Tip: Overlay fundamentals with charts—when both align, it’s often a high-conviction trade.

  1. Real-Time Sentiment & News
  • Follow central bank speeches, geopolitical events (e.g., Middle East, China-US tensions), elections, etc.
  • Tools to use:
    • Forex Factory
    • Bloomberg FX
    • Twitter/X traders
    • TradingView’s news plugins
  • Track COT Reports (Commitments of Traders) to see big money positioning.

Example: Dovish Fed talk = weaker USD, even if data is strong. Sentiment > Data short term.

  1. Correlations Matter
  • Commodity currencies: AUD, NZD, CAD often move with oil, gold, and global risk sentiment.
  • Safe-haven flows: JPY and CHF strengthen during risk-off periods.
  • EM currencies (like INR, BRL, ZAR) are sensitive to USD moves and global liquidity.

Pro tip: Track DXY (Dollar Index) — it’s a basket-based view of USD and often sets the tone.

  1. Watch Global Liquidity & Risk Appetite
  • VIX (Volatility Index): High VIX = risk-off = USD, JPY up.
  • US Bond Yields: Higher yields = stronger USD.
  • Fed Balance Sheet & QT/Tapering: Impacts USD liquidity, hence currency trends.

Bonus: Tools to Keep You Sharp

Tool

Use

TradingView

Charts + sentiment

Forex Factory

Economic calendar

Investing.com

News + technicals

Myfxbook

Sentiment

Twitter/X

Real-time rumors & macro threads

How to analyze currency?

To read a currency chart, focus on the currency pair (e.g., USD/INR), where the first currency is the base and the second is the quote. The chart shows how much of the quote currency (INR) is needed to buy one unit of the base currency (USD). Look at time frames (daily, weekly, intraday), candlestick patterns (open, high, low, close) and technical indicators like support, resistance, RSI, and MACD to identify price trends.

How to become a currency analyst?

Currency analysis involves two approaches:
Fundamental analysis – tracking factors like interest rates, inflation, trade balance, crude oil prices, and US dollar strength.
Technical analysis – studying price charts and indicators to identify support/resistance zones and momentum. A balanced approach combining both helps predict short-term and long-term moves in forex markets.

How to read currency chart?

To become a currency analyst, start by learning the basics of forex markets, technical analysis, and global macroeconomics. A background in finance, economics, or statistics is helpful. Practice by tracking USD/INR or other major pairs daily, use demo trading platforms to test strategies, and gradually build expertise. Professional certifications like CFA, CMT or NISM (India) can add credibility, while continuous research and real-market experience are key to mastering the role.

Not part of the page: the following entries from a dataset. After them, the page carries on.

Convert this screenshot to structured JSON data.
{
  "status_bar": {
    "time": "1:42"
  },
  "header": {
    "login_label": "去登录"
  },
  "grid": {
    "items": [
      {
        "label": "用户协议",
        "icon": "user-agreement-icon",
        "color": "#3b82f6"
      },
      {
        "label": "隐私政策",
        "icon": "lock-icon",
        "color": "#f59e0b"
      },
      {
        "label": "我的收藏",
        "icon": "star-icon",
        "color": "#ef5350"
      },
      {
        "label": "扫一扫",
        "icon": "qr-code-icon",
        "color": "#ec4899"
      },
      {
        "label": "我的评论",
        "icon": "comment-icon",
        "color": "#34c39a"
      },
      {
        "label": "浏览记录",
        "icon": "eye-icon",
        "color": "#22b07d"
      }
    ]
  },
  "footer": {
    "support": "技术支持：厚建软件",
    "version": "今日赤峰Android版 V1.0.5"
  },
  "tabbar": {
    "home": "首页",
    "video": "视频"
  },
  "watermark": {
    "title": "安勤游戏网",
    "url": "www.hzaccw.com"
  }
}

Quote on Rupee by Anindya Banerjee

Who is Anindya Banerjee?

Anindya Banerjee is Head Currency and Commodity, Kotak Securities shares and his views on USINR is considered valuable by the traders and foreign exchange dealers.

Who is Dilip Parmar?

Mr. Dilip Parmar is Research Analyst, HDFC Securities and his views on USINR is considered valuable by the traders and foreign exchange dealers.